The association between total protein intake and all-cause mortality is inconsistent. Pneumonia is a major cause of death among the elderly, and the association between protein intake and pneumonia mortality warrants clarification. We aimed to examine the association between total, plant, and animal protein intake and pneumonia mortality in a prospective design.
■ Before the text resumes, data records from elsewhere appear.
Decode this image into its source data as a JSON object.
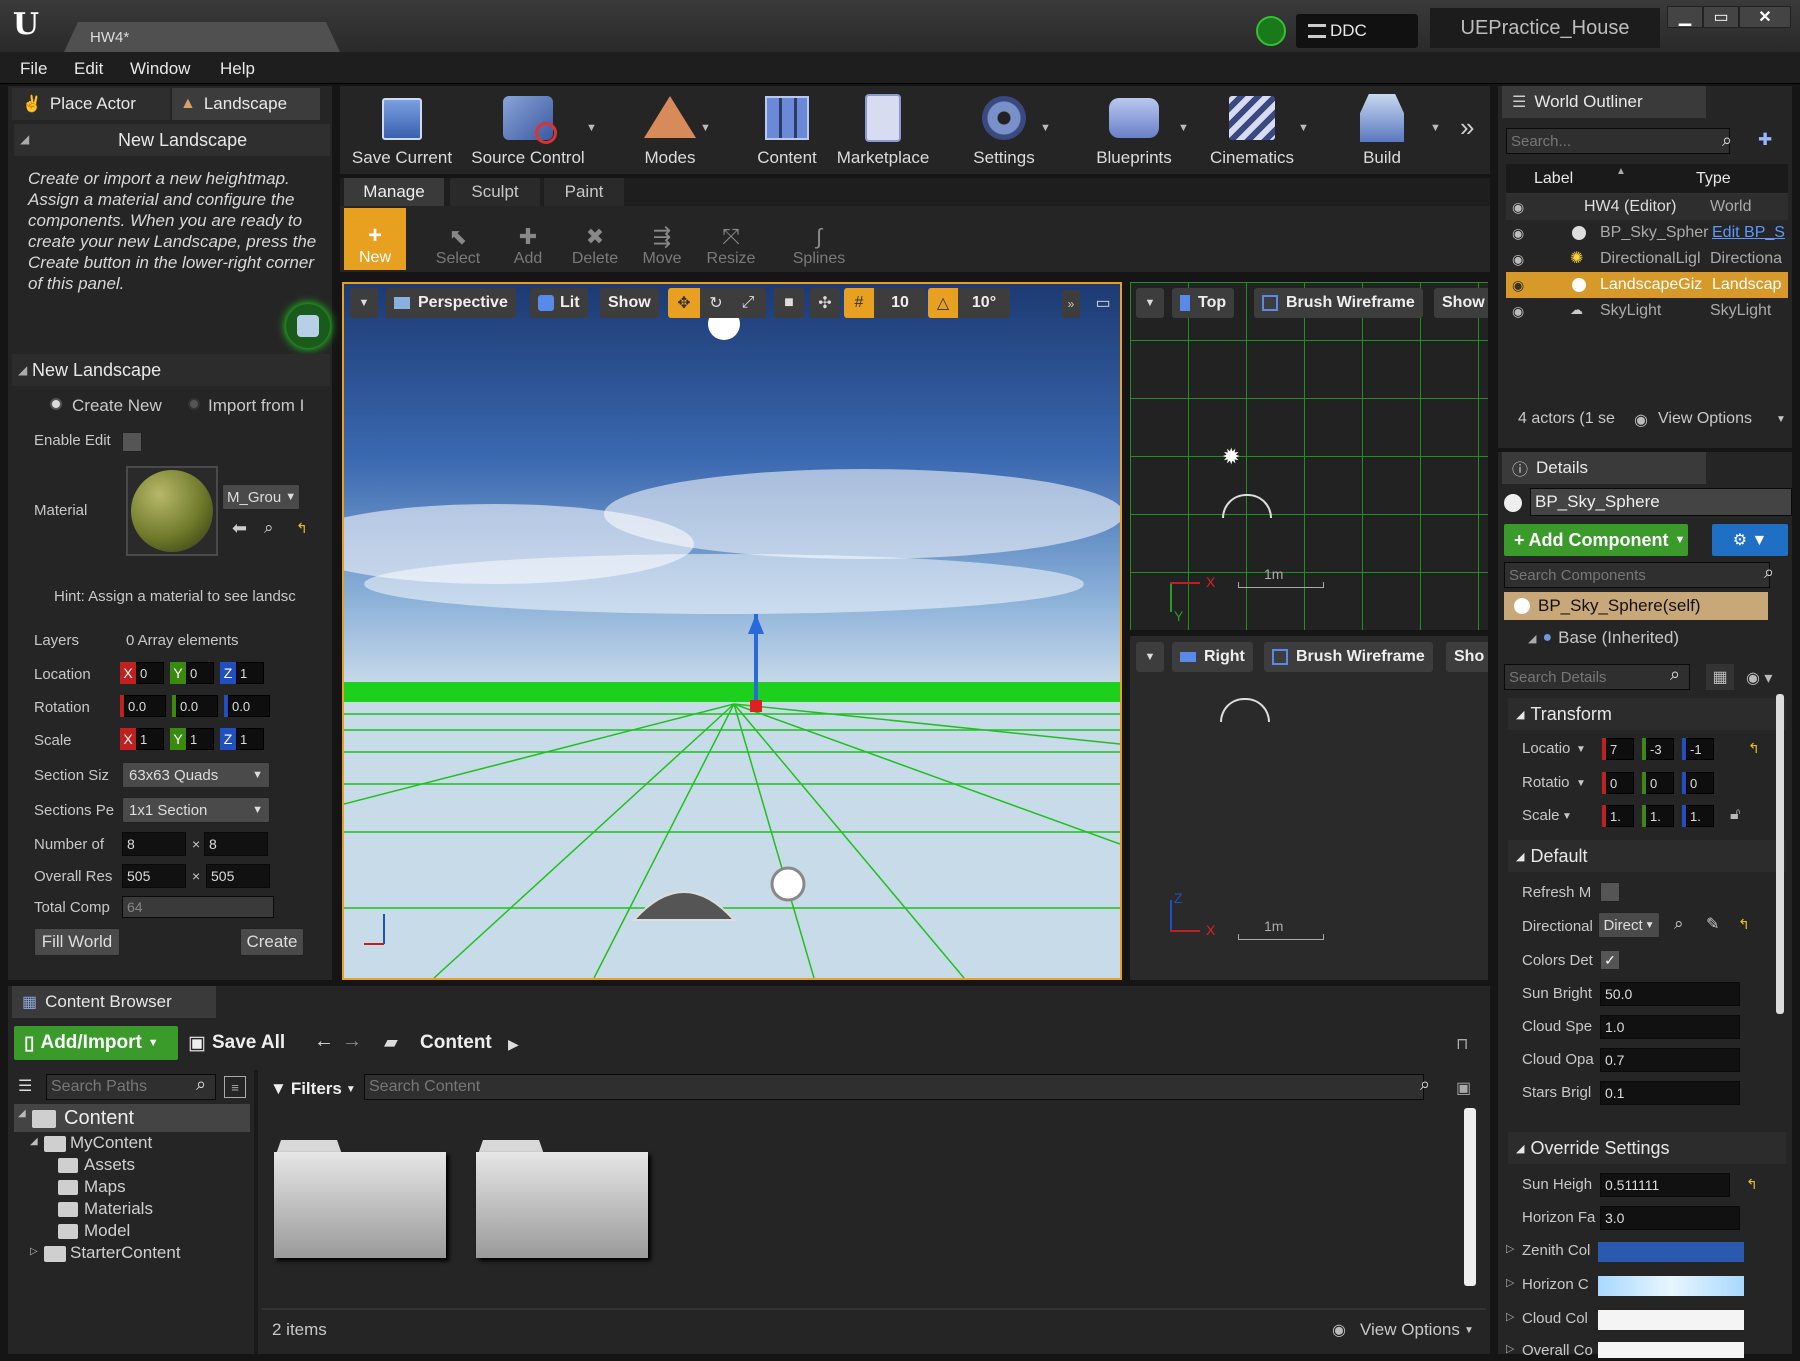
{
  "window": {
    "tab": "HW4*",
    "project": "UEPractice_House",
    "ddc": "DDC"
  },
  "menu": [
    "File",
    "Edit",
    "Window",
    "Help"
  ],
  "mode_tabs": {
    "place_actor": "Place Actor",
    "landscape": "Landscape"
  },
  "landscape_panel": {
    "title": "New Landscape",
    "description": "Create or import a new heightmap. Assign a material and configure the components.  When you are ready to create your new Landscape, press the Create button in the lower-right corner of this panel.",
    "section_title": "New Landscape",
    "create_new": "Create New",
    "import_from": "Import from I",
    "enable_edit": "Enable Edit I",
    "material_label": "Material",
    "material_value": "M_Grou",
    "hint": "Hint: Assign a material to see landsc",
    "layers_label": "Layers",
    "layers_value": "0 Array elements",
    "location_label": "Location",
    "rotation_label": "Rotation",
    "scale_label": "Scale",
    "loc_x": "0",
    "loc_y": "0",
    "loc_z": "1",
    "rot_x": "0.0",
    "rot_y": "0.0",
    "rot_z": "0.0",
    "scale_x": "1",
    "scale_y": "1",
    "scale_z": "1",
    "section_size_label": "Section Siz",
    "section_size_value": "63x63 Quads",
    "sections_per_label": "Sections Pe",
    "sections_per_value": "1x1 Section",
    "number_of_label": "Number of",
    "number_x": "8",
    "number_y": "8",
    "overall_res_label": "Overall Res",
    "overall_x": "505",
    "overall_y": "505",
    "total_comp_label": "Total Comp",
    "total_comp_value": "64",
    "fill_world": "Fill World",
    "create": "Create"
  },
  "toolbar": {
    "save_current": "Save Current",
    "source_control": "Source Control",
    "modes": "Modes",
    "content": "Content",
    "marketplace": "Marketplace",
    "settings": "Settings",
    "blueprints": "Blueprints",
    "cinematics": "Cinematics",
    "build": "Build"
  },
  "landscape_tools": {
    "tabs": [
      "Manage",
      "Sculpt",
      "Paint"
    ],
    "new": "New",
    "select": "Select",
    "add": "Add",
    "delete": "Delete",
    "move": "Move",
    "resize": "Resize",
    "splines": "Splines"
  },
  "viewport_main": {
    "perspective": "Perspective",
    "lit": "Lit",
    "show": "Show",
    "grid_snap": "10",
    "rot_snap": "10°"
  },
  "viewport_top": {
    "view": "Top",
    "mode": "Brush Wireframe",
    "show": "Show",
    "scale": "1m"
  },
  "viewport_right": {
    "view": "Right",
    "mode": "Brush Wireframe",
    "show": "Sho",
    "scale": "1m"
  },
  "outliner": {
    "title": "World Outliner",
    "search_placeholder": "Search...",
    "col_label": "Label",
    "col_type": "Type",
    "rows": [
      {
        "label": "HW4 (Editor)",
        "type": "World"
      },
      {
        "label": "BP_Sky_Spher",
        "type": "Edit BP_S"
      },
      {
        "label": "DirectionalLigl",
        "type": "Directiona"
      },
      {
        "label": "LandscapeGiz",
        "type": "Landscap"
      },
      {
        "label": "SkyLight",
        "type": "SkyLight"
      }
    ],
    "footer": "4 actors (1 se",
    "view_options": "View Options"
  },
  "details": {
    "title": "Details",
    "object": "BP_Sky_Sphere",
    "add_component": "Add Component",
    "search_components": "Search Components",
    "self_component": "BP_Sky_Sphere(self)",
    "base": "Base (Inherited)",
    "search_details": "Search Details",
    "transform": "Transform",
    "location": "Locatio",
    "rotation": "Rotatio",
    "scale": "Scale",
    "loc_vals": [
      "7",
      "-3",
      "-1"
    ],
    "rot_vals": [
      "0",
      "0",
      "0"
    ],
    "scale_vals": [
      "1.",
      "1.",
      "1."
    ],
    "default": "Default",
    "refresh": "Refresh M",
    "directional": "Directional",
    "directional_value": "Direct",
    "colors_det": "Colors Det",
    "sun_bright": "Sun Bright",
    "sun_bright_value": "50.0",
    "cloud_speed": "Cloud Spe",
    "cloud_speed_value": "1.0",
    "cloud_opacity": "Cloud Opa",
    "cloud_opacity_value": "0.7",
    "stars_bright": "Stars Brigl",
    "stars_bright_value": "0.1",
    "override": "Override Settings",
    "sun_height": "Sun Heigh",
    "sun_height_value": "0.511111",
    "horizon_falloff": "Horizon Fa",
    "horizon_falloff_value": "3.0",
    "zenith_color": "Zenith Col",
    "horizon_color": "Horizon C",
    "cloud_color": "Cloud Col",
    "overall_color": "Overall Co"
  },
  "content_browser": {
    "title": "Content Browser",
    "add_import": "Add/Import",
    "save_all": "Save All",
    "path": "Content",
    "search_paths": "Search Paths",
    "filters": "Filters",
    "search_content": "Search Content",
    "tree": {
      "root": "Content",
      "mycontent": "MyContent",
      "assets": "Assets",
      "maps": "Maps",
      "materials": "Materials",
      "model": "Model",
      "starter": "StarterContent"
    },
    "items_count": "2 items",
    "view_options": "View Options"
  },
  "colors": {
    "accent": "#e8a020",
    "add_green": "#3a9a2a",
    "selected": "#d79a2a",
    "blue_btn": "#1f6fc4"
  }
}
The Japan Public Health Center (JPHC)-based Prospective Study prospectively follows 83,351 participants (37,652 men and 45,699 women). Total, plant, and animal protein intakes were calculated from a validated food-frequency questionnaire. A Cox hazards model was used to calculate HRs and 95% CIs, with adjustment for confounding factors. During ∼18.4 y of follow-up, 990 pneumonia deaths (634men and 356 women) were observed. In the multivariable-adjusted model and in the model further adjusted for fatty acid intake, increase in total protein intake was marginally significantly associated with lower pneumonia mortality in women [lowest vs. highest quartile, HR (95% CI): 0.71 (0.53, 0.97), P-trend = 0.01 in the multivariable-adjusted model, and 0.70 (0.45, 1.06), P-trend = 0.05 in the fatty acid intake-adjusted model]. Total protein intake in men and animal and plant protein intake in both men and women were not significantly associated with pneumonia mortality in the fatty acid-adjusted model. Although the HR in the highest quartile was not significant and further research to determine the upper limit of recommended protein intake is required, higher total protein intake was associated with lower pneumonia mortality in women.